Delay periods are just as critical in private institutions. Three Oxford University students reported that, having spoken to a member of the pastoral team in their individual colleges, they all waited between 3 and 6 months to be referred onwards to university wide counselling support. With these ever-growing waitlist systems, it can be difficult to privilege cases, no matter their severity and the delay may have a demoralising effect on students.

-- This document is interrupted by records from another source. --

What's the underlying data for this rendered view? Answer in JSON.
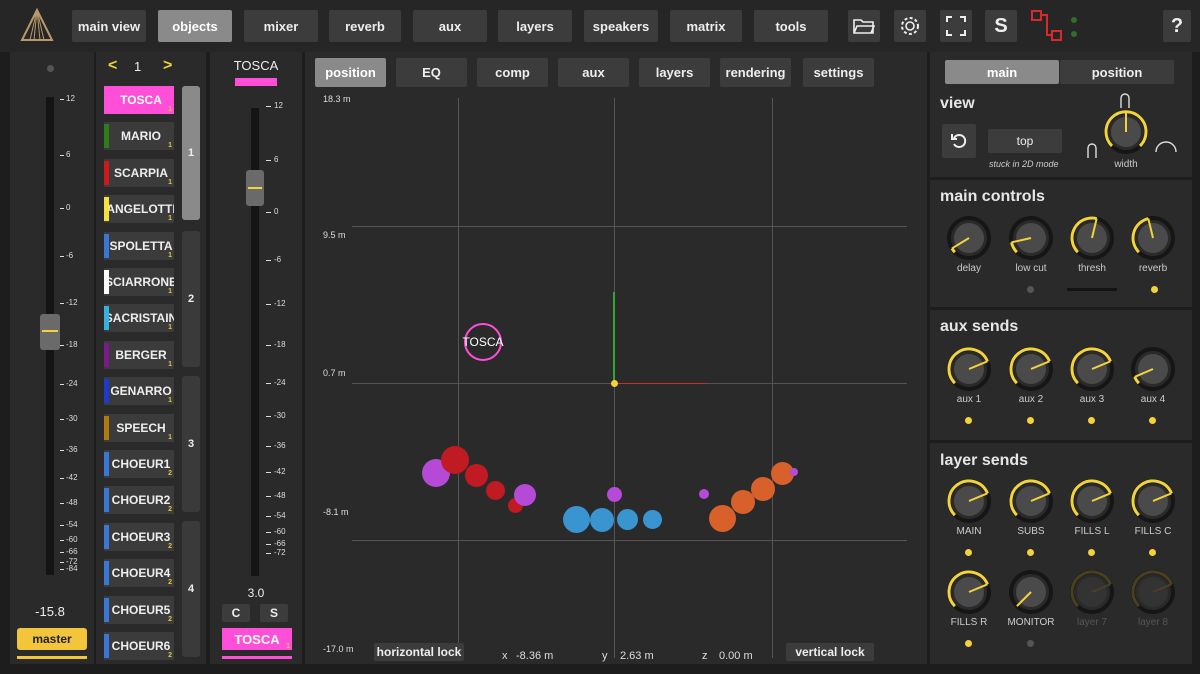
{
  "nav": {
    "items": [
      "main view",
      "objects",
      "mixer",
      "reverb",
      "aux",
      "layers",
      "speakers",
      "matrix",
      "tools"
    ],
    "active": "objects",
    "solo_label": "S",
    "help_label": "?"
  },
  "master": {
    "value": "-15.8",
    "label": "master",
    "ticks": [
      "12",
      "6",
      "0",
      "-6",
      "-12",
      "-18",
      "-24",
      "-30",
      "-36",
      "-42",
      "-48",
      "-54",
      "-60",
      "-66",
      "-72",
      "-84"
    ]
  },
  "objects": {
    "page": "1",
    "prev": "<",
    "next": ">",
    "groups": [
      "1",
      "2",
      "3",
      "4"
    ],
    "list": [
      {
        "name": "TOSCA",
        "num": "1",
        "color": "#ff4fd8"
      },
      {
        "name": "MARIO",
        "num": "1",
        "color": "#2e7d1a"
      },
      {
        "name": "SCARPIA",
        "num": "1",
        "color": "#d01818"
      },
      {
        "name": "ANGELOTTI",
        "num": "1",
        "color": "#f4e23a"
      },
      {
        "name": "SPOLETTA",
        "num": "1",
        "color": "#3a78d8"
      },
      {
        "name": "SCIARRONE",
        "num": "1",
        "color": "#ffffff"
      },
      {
        "name": "SACRISTAIN",
        "num": "1",
        "color": "#33b3e0"
      },
      {
        "name": "BERGER",
        "num": "1",
        "color": "#7a1a8a"
      },
      {
        "name": "GENARRO",
        "num": "1",
        "color": "#1a3ad0"
      },
      {
        "name": "SPEECH",
        "num": "1",
        "color": "#b07a10"
      },
      {
        "name": "CHOEUR1",
        "num": "2",
        "color": "#3a78d8"
      },
      {
        "name": "CHOEUR2",
        "num": "2",
        "color": "#3a78d8"
      },
      {
        "name": "CHOEUR3",
        "num": "2",
        "color": "#3a78d8"
      },
      {
        "name": "CHOEUR4",
        "num": "2",
        "color": "#3a78d8"
      },
      {
        "name": "CHOEUR5",
        "num": "2",
        "color": "#3a78d8"
      },
      {
        "name": "CHOEUR6",
        "num": "2",
        "color": "#3a78d8"
      }
    ]
  },
  "channel": {
    "title": "TOSCA",
    "value": "3.0",
    "c_label": "C",
    "s_label": "S",
    "name": "TOSCA",
    "num": "1",
    "ticks": [
      "12",
      "6",
      "0",
      "-6",
      "-12",
      "-18",
      "-24",
      "-30",
      "-36",
      "-42",
      "-48",
      "-54",
      "-60",
      "-66",
      "-72"
    ]
  },
  "center": {
    "tabs": [
      "position",
      "EQ",
      "comp",
      "aux",
      "layers",
      "rendering",
      "settings"
    ],
    "active_tab": "position",
    "y_labels": [
      "18.3 m",
      "9.5 m",
      "0.7 m",
      "-8.1 m",
      "-17.0 m"
    ],
    "selected_label": "TOSCA",
    "horizontal_lock": "horizontal lock",
    "vertical_lock": "vertical lock",
    "coords": {
      "x_label": "x",
      "x_value": "-8.36 m",
      "y_label": "y",
      "y_value": "2.63 m",
      "z_label": "z",
      "z_value": "0.00 m"
    }
  },
  "right": {
    "tabs": [
      "main",
      "position"
    ],
    "active_tab": "main",
    "view": {
      "title": "view",
      "mode": "top",
      "note": "stuck in 2D mode",
      "width_label": "width"
    },
    "main_controls": {
      "title": "main controls",
      "knobs": [
        "delay",
        "low cut",
        "thresh",
        "reverb"
      ]
    },
    "aux_sends": {
      "title": "aux sends",
      "knobs": [
        "aux 1",
        "aux 2",
        "aux 3",
        "aux 4"
      ]
    },
    "layer_sends": {
      "title": "layer sends",
      "knobs": [
        "MAIN",
        "SUBS",
        "FILLS L",
        "FILLS C",
        "FILLS R",
        "MONITOR",
        "layer 7",
        "layer 8"
      ]
    }
  },
  "colors": {
    "accent": "#f2d33a",
    "selected": "#ff4fd8"
  }
}
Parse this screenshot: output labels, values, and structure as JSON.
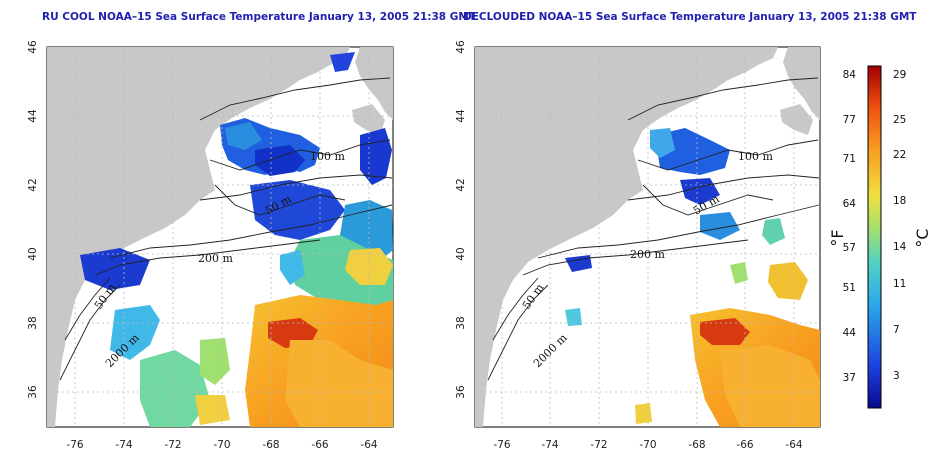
{
  "panels": [
    {
      "id": "left",
      "title": "RU COOL NOAA–15 Sea Surface Temperature January 13, 2005 21:38 GMT",
      "variant": "cloudy"
    },
    {
      "id": "right",
      "title": "DECLOUDED NOAA–15 Sea Surface Temperature January 13, 2005 21:38 GMT",
      "variant": "declouded"
    }
  ],
  "axes": {
    "lon_ticks": [
      "-76",
      "-74",
      "-72",
      "-70",
      "-68",
      "-66",
      "-64"
    ],
    "lat_ticks": [
      "46",
      "44",
      "42",
      "40",
      "38",
      "36"
    ],
    "lon_range": [
      -77.2,
      -63.0
    ],
    "lat_range": [
      35.0,
      46.0
    ]
  },
  "contours": [
    "100 m",
    "50 m",
    "200 m",
    "50 m",
    "2000 m"
  ],
  "colorbar": {
    "fahrenheit": [
      "84",
      "77",
      "71",
      "64",
      "57",
      "51",
      "44",
      "37"
    ],
    "celsius": [
      "29",
      "25",
      "22",
      "18",
      "14",
      "11",
      "7",
      "3"
    ],
    "f_unit": "°F",
    "c_unit": "°C",
    "colors": [
      "#0a0a8c",
      "#1c40e0",
      "#2aa8e8",
      "#50d0c8",
      "#a0e070",
      "#f0e040",
      "#f8a020",
      "#f05010",
      "#a00000"
    ]
  },
  "colors": {
    "land": "#c8c8c8",
    "ocean": "#ffffff",
    "title": "#1f1fb0"
  }
}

People often highlight the importance of mental health by comparing it to physical health, suggesting that there is as little shame in remedying a mental disorder as there would be in taking antibiotics or setting a broken bone. The Beck’s Depression inventory is not dissimilar to a doctor inquiring ‘how much does this hurt on a scale of one to ten?’ but without the physical manifestation of damage, many school and university students are being plugged into a waitlist; their only way of proving that they are a dire case is waiting longer for aid, and possibly devolving in the process. In 2010, when asked how the happiness index might be measured, statistician Jill Matheson stated: ‘There is no shortage of numbers that could be used to construct measures of well-being, but they will only be successful if they are widely accepted and understood.’ Due to the relative and unquantifiable nature of mental health difficulties, screening tests such as Beck’s inventory are never taken as prescriptive. As so many biases can arise in initial screening tests and conversations and an increase in facilities educational institutions have a responsibility to supply support for any student asking for or requiring help. You cannot capture mental wellbeing in a questionnaire anymore than you can bottle it and being a number on a waiting list sends a direct message: ‘you are not a priority.’